Um velho de 86 anos, no ocaso da vida, que recuperara alguma da sua lucidez, num momento de reanimação da vivacidade perdia, “as melhoras da morte” como lhe chama o povo, com dois olhos que se afundavam para dentro… os seus olhos brilhavam duma forma límpida, como se a sua mente fosse um cântaro cheio da água da fonte da sua aldeia, fresca, irrequieta, com o aroma primaveril da terra da nascente…
Essa presença categórica duma vida que vê, uma vida que no ver se compraz, um ver sem depois, apenas luz que se encontra com o seu entorno, tem uma pureza desarmante. Uma criança de 9 meses e um velho de 86 anos, ou melhor: duas mentes que repousam na paz do acontecer. Mentes que não se entregam ao cálculo das vantagens e das desvantagens, ou a um jogo semelhante ao que eu gostava de jogar com o meu avô no tabuleiro das damas: o ‘perde-ganha’. Se perdermos a pureza, ganhamos a riqueza; se perdermos a infância, ganhamos com a ganância; se perdermos a vergonha, ganhamos com a ronha…
Cada vez mais me apetece o contacto com essa pureza essencial. A vida sem o enredo do egotismo. É difícil jogar ao perde-ganha com o ego. O meu avô ganhava sempre e dizia que eu tinha que aprender a não querer ganhar, «essa é que é essa!», aí é que está a chave da solução para o problema: quem não gosta de se sentir apreciado, de ser aplaudido, de ter sucesso, uma vida despreocupada, estatuto e aceitação social? Mas fazer o inverso, levar uma vida de renunciante, pode ser uma das mais acutilantes investidas do ego: «sou melhor do que os outros porque prescindo daquilo que mais os motiva…»

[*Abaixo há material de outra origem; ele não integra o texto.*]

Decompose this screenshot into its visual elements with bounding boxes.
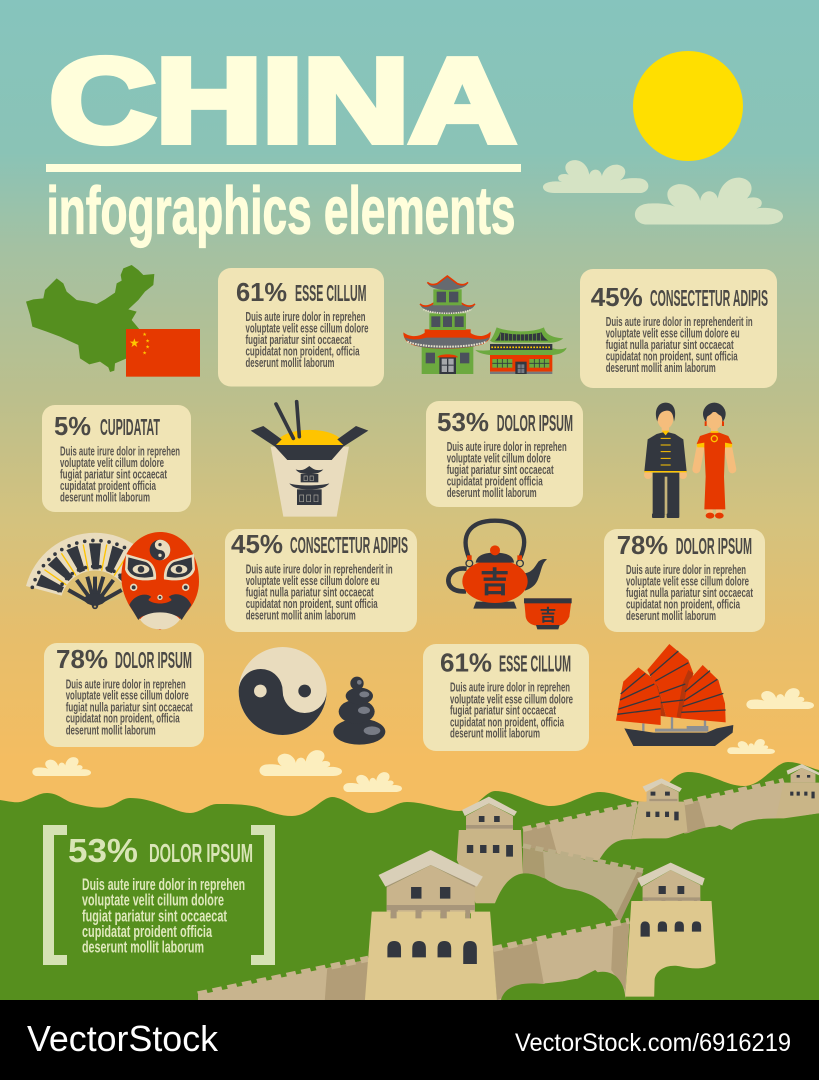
panel: 78% dolor ipsum right [604, 529, 765, 632]
panel: 45% consectetur adipis second: voluptate velit esse cillum dolore eu [246, 574, 380, 588]
panel: 5% cupidatat: 5% [54, 411, 91, 441]
panel: 53% dolor ipsum: DOLOR IPSUM [497, 410, 573, 436]
panel: 53% dolor ipsum: deserunt mollit laborum [447, 486, 537, 500]
panel: 78% dolor ipsum left: cupidatat non proident, officia [66, 712, 180, 726]
panel: 61% esse cillum lower [423, 644, 589, 751]
icon: china map and flag [26, 265, 200, 377]
low temple [475, 327, 567, 374]
foreground green hill [501, 972, 625, 1000]
yin yang [239, 647, 327, 735]
lower right wall [493, 921, 629, 1000]
cloud: right sky [746, 688, 814, 709]
upper wall left section [523, 804, 637, 862]
opera mask [121, 532, 199, 630]
footer brand: VectorStock [27, 1018, 219, 1059]
stacked stones [333, 677, 385, 745]
panel: 61% esse cillum: fugiat pariatur sint occaecat [246, 333, 352, 347]
icon: junk ship [616, 644, 733, 746]
panel: 78% dolor ipsum left: deserunt mollit laborum [66, 723, 156, 737]
china flag: ★ [142, 351, 147, 357]
panel: 78% dolor ipsum right: 78% [617, 530, 668, 560]
woman [696, 403, 732, 519]
panel: 78% dolor ipsum right: Duis aute irure dolor in reprehen [626, 563, 746, 577]
footer url: VectorStock.com/6916219 [515, 1029, 791, 1057]
panel: 78% dolor ipsum left: voluptate velit esse cillum dolore [66, 689, 189, 703]
panel: 53% dolor ipsum: 53% [437, 407, 489, 437]
panel: 5% cupidatat [42, 405, 191, 512]
cup: 吉 [540, 602, 556, 626]
panel: 53% dolor ipsum: voluptate velit cillum dolore [447, 451, 551, 465]
upper wall right section [684, 781, 784, 833]
panel: 53% dolor ipsum: cupidatat proident officia [447, 474, 543, 488]
panel: green 53% callout: voluptate velit cillum dolore [82, 892, 224, 910]
panel: 5% cupidatat: voluptate velit cillum dolore [60, 456, 164, 470]
panel: 53% dolor ipsum [426, 401, 583, 507]
panel: 61% esse cillum: Duis aute irure dolor in reprehen [246, 310, 366, 324]
panel: 78% dolor ipsum left: Duis aute irure dolor in reprehen [66, 677, 186, 691]
china flag: ★ [142, 332, 147, 338]
panel: 78% dolor ipsum right: voluptate velit esse cillum dolore [626, 575, 749, 589]
panel: green 53% callout [43, 825, 275, 965]
footer bar [0, 1000, 819, 1080]
china flag: ★ [145, 338, 150, 344]
panel: 78% dolor ipsum left: fugiat nulla pariatur sint occaecat [66, 700, 193, 714]
panel: green 53% callout: 53% [68, 832, 138, 869]
panel: 78% dolor ipsum right: deserunt mollit laborum [626, 609, 716, 623]
second tower [457, 797, 523, 903]
panel: 53% dolor ipsum: Duis aute irure dolor in reprehen [447, 440, 567, 454]
main tower [365, 850, 497, 1000]
panel: 61% esse cillum: ESSE CILLUM [295, 280, 366, 306]
icon: noodle box [251, 402, 368, 517]
descending wall [523, 846, 643, 922]
great wall [198, 764, 819, 1000]
panel: 61% esse cillum lower: voluptate velit esse cillum dolore [450, 692, 573, 706]
title: CHINA [50, 34, 516, 168]
panel: 61% esse cillum lower: 61% [440, 648, 492, 678]
cloud: middle small [343, 772, 402, 792]
panel: 61% esse cillum lower: fugiat pariatur sint occaecat [450, 704, 557, 718]
icon: teapot and cup [448, 521, 572, 629]
green hills [0, 762, 819, 1000]
panel: 45% consectetur adipis: cupidatat non proident, sunt officia [606, 349, 738, 363]
panel: 5% cupidatat: cupidatat proident officia [60, 479, 157, 493]
right bracket [251, 825, 275, 965]
panel: 5% cupidatat: Duis aute irure dolor in reprehen [60, 445, 180, 459]
panel: 5% cupidatat: CUPIDATAT [100, 414, 160, 440]
panel: 45% consectetur adipis: 45% [591, 282, 643, 312]
panel: 45% consectetur adipis: fugiat nulla pariatur sint occaecat [606, 338, 734, 352]
tiered pagoda [403, 276, 491, 374]
panel: green 53% callout: Duis aute irure dolor in reprehen [82, 876, 245, 894]
panel: 45% consectetur adipis second: cupidatat non proident, sunt officia [246, 597, 378, 611]
panel: 78% dolor ipsum left [44, 643, 204, 747]
panel: 45% consectetur adipis second: deserunt mollit anim laborum [246, 609, 356, 623]
panel: 61% esse cillum lower: deserunt mollit laborum [450, 727, 540, 741]
panel: 45% consectetur adipis: deserunt mollit anim laborum [606, 361, 716, 375]
left bracket [43, 825, 67, 965]
folding fan [26, 533, 164, 608]
sun [633, 51, 743, 161]
panel: 78% dolor ipsum left: 78% [56, 644, 108, 674]
china map [26, 265, 154, 372]
panel: 61% esse cillum: voluptate velit esse cillum dolore [246, 322, 369, 336]
middle far tower [631, 778, 687, 839]
cloud: middle large [259, 750, 342, 776]
panel: 5% cupidatat: deserunt mollit laborum [60, 491, 150, 505]
left lower wall [198, 959, 369, 1000]
panel: green 53% callout: deserunt mollit laborum [82, 939, 204, 957]
panel: 53% dolor ipsum: fugiat pariatur sint occaecat [447, 463, 554, 477]
icon: couple in traditional dress [644, 403, 732, 519]
icon: pagoda and temple [403, 276, 567, 374]
panel: 45% consectetur adipis: voluptate velit esse cillum dolore eu [606, 326, 740, 340]
icon: yin yang and stones [239, 647, 385, 745]
cloud: near ship [727, 739, 775, 754]
panel: 45% consectetur adipis second: 45% [231, 529, 283, 559]
panel: 61% esse cillum lower: Duis aute irure dolor in reprehen [450, 681, 570, 695]
panel: 78% dolor ipsum left: DOLOR IPSUM [115, 647, 192, 673]
panel: green 53% callout: DOLOR IPSUM [149, 838, 253, 868]
green hill centre [475, 873, 627, 983]
panel: 61% esse cillum: deserunt mollit laborum [246, 356, 334, 370]
subtitle: infographics elements [46, 174, 516, 248]
china flag [126, 329, 200, 377]
cloud: far left [32, 757, 91, 776]
cloud: top left [543, 160, 648, 193]
panel: 61% esse cillum lower: cupidatat non proident, officia [450, 715, 565, 729]
panel: green 53% callout: fugiat pariatur sint occaecat [82, 907, 227, 925]
icon: folding fan and opera mask [26, 532, 199, 630]
china flag: ★ [129, 336, 140, 350]
panel: 61% esse cillum [218, 268, 384, 386]
panel: 45% consectetur adipis [580, 269, 777, 388]
panel: 78% dolor ipsum right: cupidatat non proident, officia [626, 598, 741, 612]
panel: 61% esse cillum: cupidatat non proident, officia [246, 344, 360, 358]
cloud: top right [635, 178, 783, 224]
front right tower [625, 863, 716, 997]
hill patch in front of upper wall [599, 813, 819, 870]
panel: green 53% callout: cupidatat proident officia [82, 923, 213, 941]
panel: 45% consectetur adipis second: Duis aute irure dolor in reprehenderit in [246, 563, 393, 577]
teapot: 吉 [480, 560, 509, 602]
man [644, 403, 687, 518]
panel: 5% cupidatat: fugiat pariatur sint occaecat [60, 468, 168, 482]
panel: 45% consectetur adipis second: fugiat nulla pariatur sint occaecat [246, 586, 374, 600]
panel: 61% esse cillum: 61% [236, 277, 287, 307]
panel: 61% esse cillum lower: ESSE CILLUM [499, 651, 571, 677]
title underline [46, 164, 521, 172]
panel: 45% consectetur adipis second [225, 529, 417, 632]
text: CONSECTETUR ADIPIS [290, 532, 408, 558]
far tower [775, 764, 819, 819]
china flag: ★ [145, 344, 150, 350]
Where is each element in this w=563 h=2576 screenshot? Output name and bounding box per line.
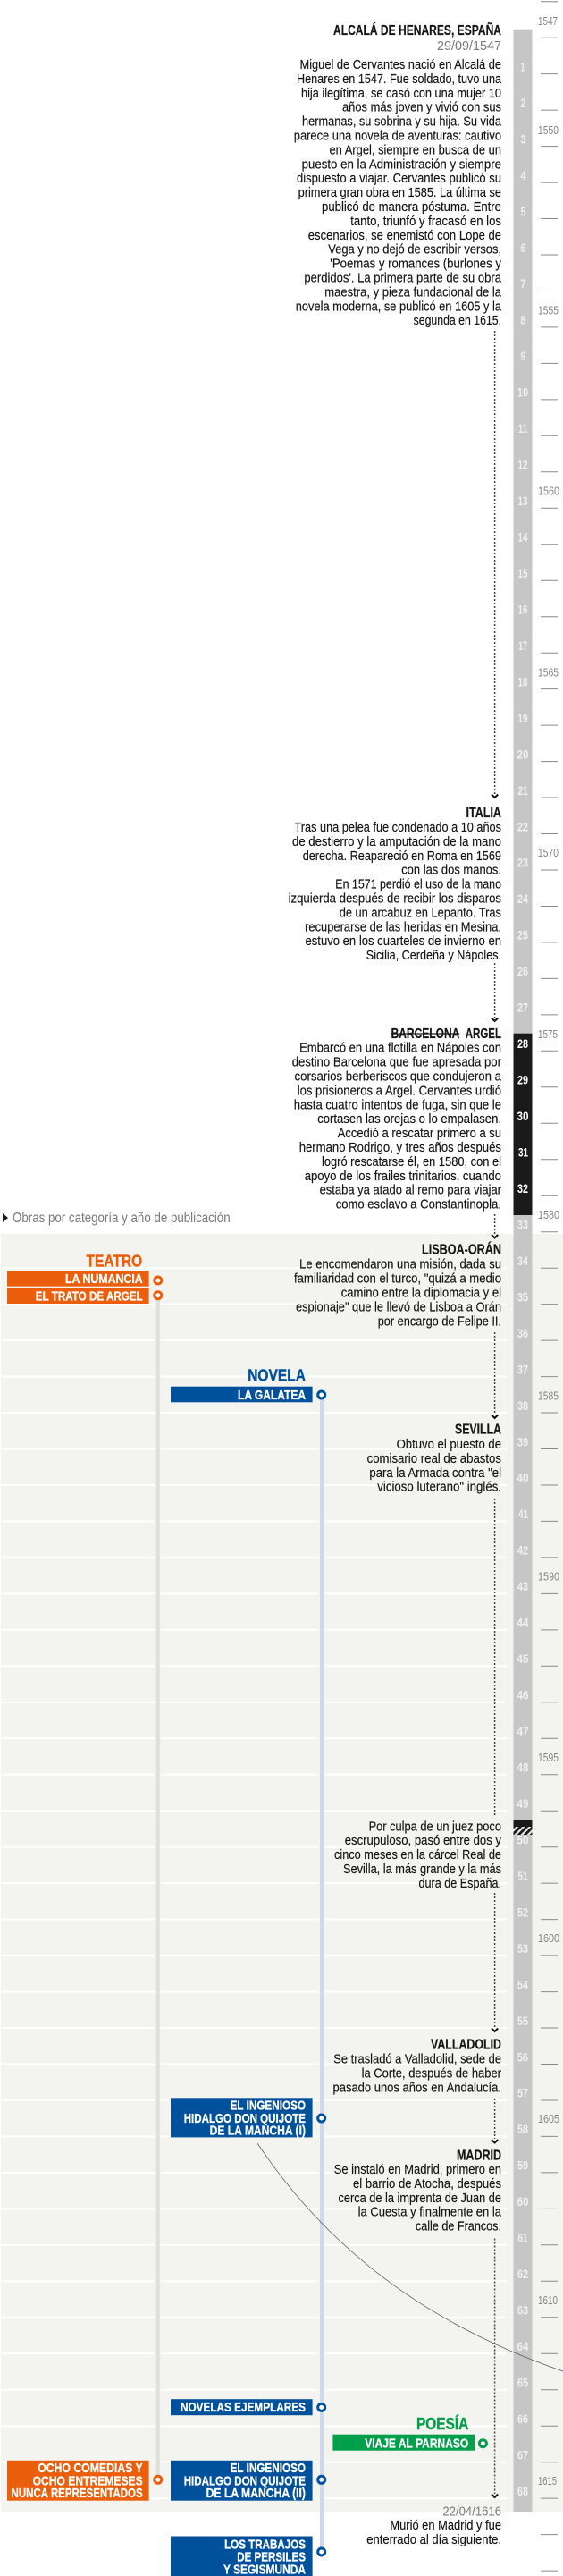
age numbers: 36 xyxy=(517,1327,528,1340)
paragraph: Embarcó en una flotilla en Nápoles con xyxy=(299,1042,501,1056)
paragraph: la Corte, después de haber xyxy=(362,2067,501,2082)
age numbers: 50 xyxy=(517,1833,529,1846)
paragraph: pasado unos años en Andalucía. xyxy=(332,2081,501,2095)
arrow: Valladolid to Madrid xyxy=(492,2099,498,2142)
timeline ticks xyxy=(541,2,558,2571)
paragraph: Sicilia, Cerdeña y Nápoles. xyxy=(366,949,501,963)
age numbers: 34 xyxy=(517,1254,528,1268)
age numbers: 3 xyxy=(520,132,526,146)
paragraph: Obtuvo el puesto de xyxy=(397,1438,501,1452)
arrow: Sevilla to prison note xyxy=(494,1499,496,1817)
work: Los trabajos de Persiles: DE PERSILES xyxy=(237,2550,306,2564)
work: Don Quijote II xyxy=(171,2461,325,2501)
work: Don Quijote I xyxy=(171,2098,325,2139)
year labels xyxy=(538,14,559,2487)
text block: Italia xyxy=(289,806,501,963)
work: Viaje al Parnaso: VIAJE AL PARNASO xyxy=(365,2436,469,2451)
paragraph: derecha. Reapareció en Roma en 1569 xyxy=(303,849,501,864)
biography: Vega y no dejó de escribir versos, xyxy=(328,243,501,258)
text block: prison note: escrupuloso, pasó entre dos y xyxy=(345,1834,502,1848)
age numbers: 49 xyxy=(517,1797,529,1811)
text block: death xyxy=(366,2505,501,2547)
text block: Barcelona / Argel xyxy=(292,1026,502,1212)
panel: works background xyxy=(1,1234,563,2512)
paragraph: destino Barcelona que fue apresada por xyxy=(292,1056,501,1070)
age numbers: 11 xyxy=(518,422,527,435)
paragraph: logró rescatarse él, en 1580, con el xyxy=(322,1155,501,1170)
age bar xyxy=(513,30,533,2512)
text block: prison note: Por culpa de un juez poco xyxy=(369,1820,501,1834)
text block: Madrid xyxy=(334,2148,502,2234)
bar: prison in Sevilla xyxy=(513,1820,533,1835)
text block: prison note xyxy=(334,1820,502,1891)
timeline line xyxy=(155,1296,161,2479)
heading: SEVILLA xyxy=(455,1423,501,1438)
work: Ocho comedias xyxy=(7,2461,162,2501)
age numbers: 14 xyxy=(518,531,528,544)
work: Don Quijote I: EL INGENIOSO xyxy=(231,2099,306,2114)
age numbers: 26 xyxy=(517,965,528,978)
age numbers: 65 xyxy=(517,2377,528,2389)
work: Novelas ejemplares: NOVELAS EJEMPLARES xyxy=(181,2400,306,2415)
biography: dispuesto a viajar. Cervantes publicó su xyxy=(297,172,501,186)
age numbers: 20 xyxy=(517,747,529,761)
age numbers: 39 xyxy=(517,1435,528,1448)
biography xyxy=(294,58,502,328)
paragraph: En 1571 perdió el uso de la mano xyxy=(335,878,501,892)
heading: MADRID xyxy=(457,2148,501,2163)
paragraph: Murió en Madrid y fue xyxy=(390,2519,501,2533)
age numbers: 1 xyxy=(520,60,525,73)
paragraph xyxy=(292,1042,502,1212)
age numbers: 38 xyxy=(517,1399,528,1413)
age numbers: 64 xyxy=(517,2340,529,2353)
age numbers: 33 xyxy=(517,1218,528,1231)
paragraph xyxy=(367,1438,501,1495)
age numbers: 8 xyxy=(520,314,526,327)
age numbers: 67 xyxy=(517,2448,528,2462)
work: Don Quijote II: HIDALGO DON QUIJOTE xyxy=(184,2473,306,2488)
text block: Alcalá de Henares xyxy=(294,22,502,328)
age numbers: 27 xyxy=(517,1001,528,1015)
paragraph: cerca de la imprenta de Juan de xyxy=(338,2192,501,2206)
column: teatro xyxy=(7,1252,162,2501)
age numbers: 46 xyxy=(517,1689,529,1702)
biography: en Argel, siempre en busca de un xyxy=(329,143,501,157)
paragraph: apoyo de los frailes trinitarios, cuando xyxy=(305,1170,501,1184)
age numbers: 18 xyxy=(518,675,528,688)
age numbers: 9 xyxy=(520,350,525,363)
timeline line xyxy=(318,1395,325,2552)
curve: Don Quijote leader line xyxy=(257,2143,563,2371)
category heading: POESÍA xyxy=(416,2414,468,2433)
bar: life timeline xyxy=(513,30,533,2512)
work: Don Quijote II: EL INGENIOSO xyxy=(231,2461,306,2476)
text block: prison note: dura de España. xyxy=(418,1877,501,1891)
paragraph: Se trasladó a Valladolid, sede de xyxy=(333,2053,501,2067)
paragraph: la Cuesta y finalmente en la xyxy=(358,2206,502,2220)
age numbers: 63 xyxy=(517,2303,528,2318)
column: novela xyxy=(171,1365,325,2576)
age numbers: 30 xyxy=(517,1110,529,1123)
biography: 'Poemas y romances (burlones y xyxy=(330,258,502,272)
age numbers: 59 xyxy=(517,2159,528,2173)
work: La Galatea: LA GALATEA xyxy=(238,1388,306,1403)
biography: hija ilegítima, se casó con una mujer 10 xyxy=(301,87,501,101)
work: Ocho comedias: OCHO ENTREMESES xyxy=(33,2473,143,2488)
work: La Galatea xyxy=(171,1387,325,1403)
paragraph: enterrado al día siguiente. xyxy=(366,2533,501,2547)
arrow: Lisboa to Sevilla xyxy=(492,1332,498,1418)
year grid lines xyxy=(1,1268,507,2498)
age numbers: 29 xyxy=(517,1074,528,1087)
paragraph: estaba ya atado al remo para viajar xyxy=(320,1184,501,1198)
paragraph: los prisioneros a Argel. Cervantes urdió xyxy=(298,1084,501,1098)
arrow: Barcelona to Lisboa xyxy=(492,1214,498,1237)
age numbers: 7 xyxy=(520,277,525,291)
death date: 22/04/1616 xyxy=(442,2505,501,2520)
paragraph: espionaje" que le llevó de Lisboa a Orán xyxy=(296,1300,501,1314)
biography: maestra, y pieza fundacional de la xyxy=(324,285,502,300)
age numbers: 40 xyxy=(517,1472,529,1485)
age numbers: 54 xyxy=(517,1978,528,1991)
heading: VALLADOLID xyxy=(431,2037,501,2053)
paragraph xyxy=(332,2053,501,2095)
age numbers: 25 xyxy=(517,929,528,942)
work: Ocho comedias: OCHO COMEDIAS Y xyxy=(38,2461,143,2476)
paragraph: cortasen las orejas o lo empalasen. xyxy=(317,1112,501,1127)
age numbers: 47 xyxy=(517,1725,529,1738)
text block: Sevilla xyxy=(367,1423,501,1495)
age numbers: 51 xyxy=(518,1870,528,1883)
age numbers: 43 xyxy=(517,1580,528,1593)
paragraph: Le encomendaron una misión, dada su xyxy=(299,1258,501,1272)
biography: publicó de manera póstuma. Entre xyxy=(322,200,501,215)
age numbers: 15 xyxy=(518,567,528,580)
age numbers: 12 xyxy=(518,459,527,472)
text block: Valladolid xyxy=(332,2037,501,2095)
age numbers: 17 xyxy=(518,639,527,653)
heading: ALCALÁ DE HENARES, ESPAÑA xyxy=(333,22,501,38)
biography: escenarios, se enemistó con Lope de xyxy=(308,229,501,243)
age numbers: 42 xyxy=(517,1544,528,1558)
age numbers: 19 xyxy=(518,712,527,725)
age numbers: 5 xyxy=(520,205,526,218)
work: Don Quijote I: HIDALGO DON QUIJOTE xyxy=(184,2111,306,2126)
age numbers: 68 xyxy=(517,2485,528,2498)
arrow: Italia to Barcelona xyxy=(492,963,498,1021)
age numbers: 2 xyxy=(520,97,525,110)
biography: Henares en 1547. Fue soldado, tuvo una xyxy=(297,72,502,87)
paragraph: izquierda después de recibir los disparos xyxy=(289,892,501,907)
paragraph: por encargo de Felipe II. xyxy=(378,1314,501,1329)
age numbers: 23 xyxy=(517,857,528,870)
text block: Lisboa-Orán xyxy=(294,1242,501,1329)
age numbers: 44 xyxy=(517,1617,529,1630)
paragraph: Se instaló en Madrid, primero en xyxy=(334,2163,501,2177)
paragraph xyxy=(294,1258,501,1329)
age numbers: 57 xyxy=(517,2087,528,2100)
paragraph xyxy=(334,2163,502,2234)
work: La Numancia: LA NUMANCIA xyxy=(65,1271,143,1287)
paragraph: para la Armada contra "el xyxy=(369,1466,501,1481)
work: Don Quijote I: DE LA MANCHA (I) xyxy=(210,2124,306,2139)
heading: BARCELONA xyxy=(391,1026,459,1042)
age numbers: 66 xyxy=(517,2412,528,2426)
biography: hermanas, su sobrina y su hija. Su vida xyxy=(302,115,502,130)
age numbers: 6 xyxy=(520,241,526,255)
paragraph: Tras una pelea fue condenado a 10 años xyxy=(295,821,501,835)
text block: prison note: Sevilla, la más grande y la más xyxy=(343,1862,501,1877)
age numbers xyxy=(517,60,529,2498)
paragraph: calle de Francos. xyxy=(416,2220,501,2234)
work: La Numancia xyxy=(7,1271,162,1287)
age numbers: 56 xyxy=(517,2050,528,2064)
age numbers: 10 xyxy=(517,386,528,400)
paragraph xyxy=(289,821,501,963)
heading: ITALIA xyxy=(466,806,501,821)
biography: parece una novela de aventuras: cautivo xyxy=(294,129,501,143)
work: El trato de Argel: EL TRATO DE ARGEL xyxy=(36,1289,143,1305)
age numbers: 31 xyxy=(518,1146,528,1159)
paragraph: familiaridad con el turco, "quizá a medio xyxy=(294,1272,501,1287)
age numbers: 32 xyxy=(517,1182,528,1195)
paragraph: con las dos manos. xyxy=(401,864,501,878)
age numbers: 22 xyxy=(517,820,528,833)
age numbers: 35 xyxy=(517,1290,528,1304)
heading: ARGEL xyxy=(466,1026,501,1042)
arrow: prison to Valladolid xyxy=(492,1893,498,2031)
age numbers: 62 xyxy=(517,2268,528,2281)
paragraph: como esclavo a Constantinopla. xyxy=(336,1198,501,1212)
biography: segunda en 1615. xyxy=(414,314,501,328)
age numbers: 28 xyxy=(517,1037,528,1051)
biography: años más joven y vivió con sus xyxy=(342,101,501,115)
column: poesía xyxy=(332,2414,486,2451)
age numbers: 48 xyxy=(517,1761,529,1774)
age numbers: 37 xyxy=(517,1363,528,1376)
biography: Miguel de Cervantes nació en Alcalá de xyxy=(300,58,501,72)
age numbers: 16 xyxy=(518,603,528,617)
age numbers: 53 xyxy=(517,1942,528,1955)
age numbers: 13 xyxy=(518,494,528,508)
paragraph: estuvo en los cuarteles de invierno en xyxy=(306,934,501,949)
biography: primera gran obra en 1585. La última se xyxy=(298,186,501,200)
age numbers: 41 xyxy=(518,1508,528,1521)
work: Los trabajos de Persiles xyxy=(171,2536,325,2576)
biography: perdidos'. La primera parte de su obra xyxy=(304,272,502,286)
biography: puesto en la Administración y siempre xyxy=(302,157,501,172)
arrow: Madrid to death xyxy=(492,2239,498,2497)
age numbers: 4 xyxy=(520,169,526,182)
paragraph: hermano Rodrigo, y tres años después xyxy=(299,1141,501,1155)
work: Viaje al Parnaso xyxy=(332,2435,486,2451)
paragraph: recuperarse de las heridas en Mesina, xyxy=(305,920,501,934)
legend: works by category and year: Obras por categoría y año de publicación xyxy=(13,1211,231,1226)
work: Don Quijote II: DE LA MANCHA (II) xyxy=(206,2486,306,2501)
bar: captivity in Argel xyxy=(513,1034,533,1215)
paragraph: camino entre la diplomacia y el xyxy=(341,1286,501,1300)
age numbers: 61 xyxy=(518,2232,528,2245)
age numbers: 52 xyxy=(517,1905,528,1919)
paragraph: comisario real de abastos xyxy=(367,1452,501,1466)
age numbers: 55 xyxy=(517,2014,528,2028)
work: Ocho comedias: NUNCA REPRESENTADOS xyxy=(11,2486,143,2501)
paragraph: el barrio de Atocha, después xyxy=(353,2177,501,2192)
arrow: Alcalá to Italia xyxy=(492,331,498,798)
age numbers: 24 xyxy=(517,892,528,906)
biography: tanto, triunfó y fracasó en los xyxy=(350,215,501,229)
text block: prison note: cinco meses en la cárcel Real de xyxy=(334,1848,501,1862)
birth date: 29/09/1547 xyxy=(437,39,501,54)
age numbers: 58 xyxy=(517,2123,528,2136)
paragraph: corsarios berberiscos que condujeron a xyxy=(295,1069,502,1084)
paragraph: Accedió a rescatar primero a su xyxy=(338,1127,501,1141)
age numbers: 21 xyxy=(518,784,528,798)
paragraph: de destierro y la amputación de la mano xyxy=(292,835,501,849)
work: Los trabajos de Persiles: LOS TRABAJOS xyxy=(224,2538,306,2553)
age numbers: 45 xyxy=(517,1652,529,1666)
age numbers: 60 xyxy=(517,2195,529,2209)
paragraph: vicioso luterano" inglés. xyxy=(377,1481,501,1495)
category heading: NOVELA xyxy=(248,1365,306,1384)
paragraph: de un arcabuz en Lepanto. Tras xyxy=(340,906,501,920)
paragraph xyxy=(366,2519,501,2547)
heading: LISBOA-ORÁN xyxy=(422,1242,501,1257)
category heading: TEATRO xyxy=(86,1252,142,1271)
paragraph: hasta cuatro intentos de fuga, sin que le xyxy=(294,1098,501,1112)
biography: novela moderna, se publicó en 1605 y la xyxy=(296,300,502,314)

Como será viver uma vida abençoada, ‘abensonhada’ como diz Mia Couto? Há uma inocência nos que vivem sem inquietações metafísicas que é, em certa medida, invejável. Comer para comer, beber para beber, lavar a cara para lavar a cara, escrever para escrever… Para quê levantar a ponta de cada acção e instante da vida em busca de porquês e para quês? Mas isso não significa deixar-se de viver o sentido mais profundo duma atitude interrogativa perante tudo. A admiração primordial face à vida e a tudo o que nela se entrelaça é uma forma de beatitude.
Hoje começo a perceber o sentido da Fé. Não se trata de acreditar seja no que for, nada neste imenso universo, e até fora dele, necessita que eu lhe dê crédito. A Fé é essa pureza que brilha nos olhos da criança de 9 meses e do velho moribundo que tinha na memória anos de vida, queimados, um a um, como quem queima fósforos. É uma couraça contra as investidas do egotismo. Quem precisa dum ego quando está para morrer? E quem precisa dum ego quando está para viver?
E também será uma espécie de consolo, se olharmos para esta sociedade e para o modo como as pessoas se desconsideram. Valerá a pena a alma não ser pequena? Não valerá mais ter dois pássaros a voar no coração do que ter um pássaro na mão? Ou ter as mãos como pássaros…
Hoje ouvi nas notícias uma personalidade a dizer que era importante as pessoas tentarem fazer algo de cultural, como ler, ouvir música, ir ao cinema… como se ir ao wc, palitar os dentes, dormir a sesta não fossem actos culturais. É este tipo de experiência dita intelectual que mais me revolta (num sentido manso do termo), esse elitismo, essa sobranceria dos que acham que fazem mais actos culturais do que os demais. Acho que o importante é fazermos actos cultuais, deixarmos que a vida seja um culto, um crescimento espiritual – mas há que notar que o espírito não cresce, nem decresce, é um sopro livre, o crescimento espiritual deverá ser entendido como deixarmos a vida andar ao léu, não termos eira nem beira, não vivermos emparedados em crenças de alta estirpe, como se o que há não se bastasse.
E depois? Pois, e depois?! Depois não há nada? Depois se verá!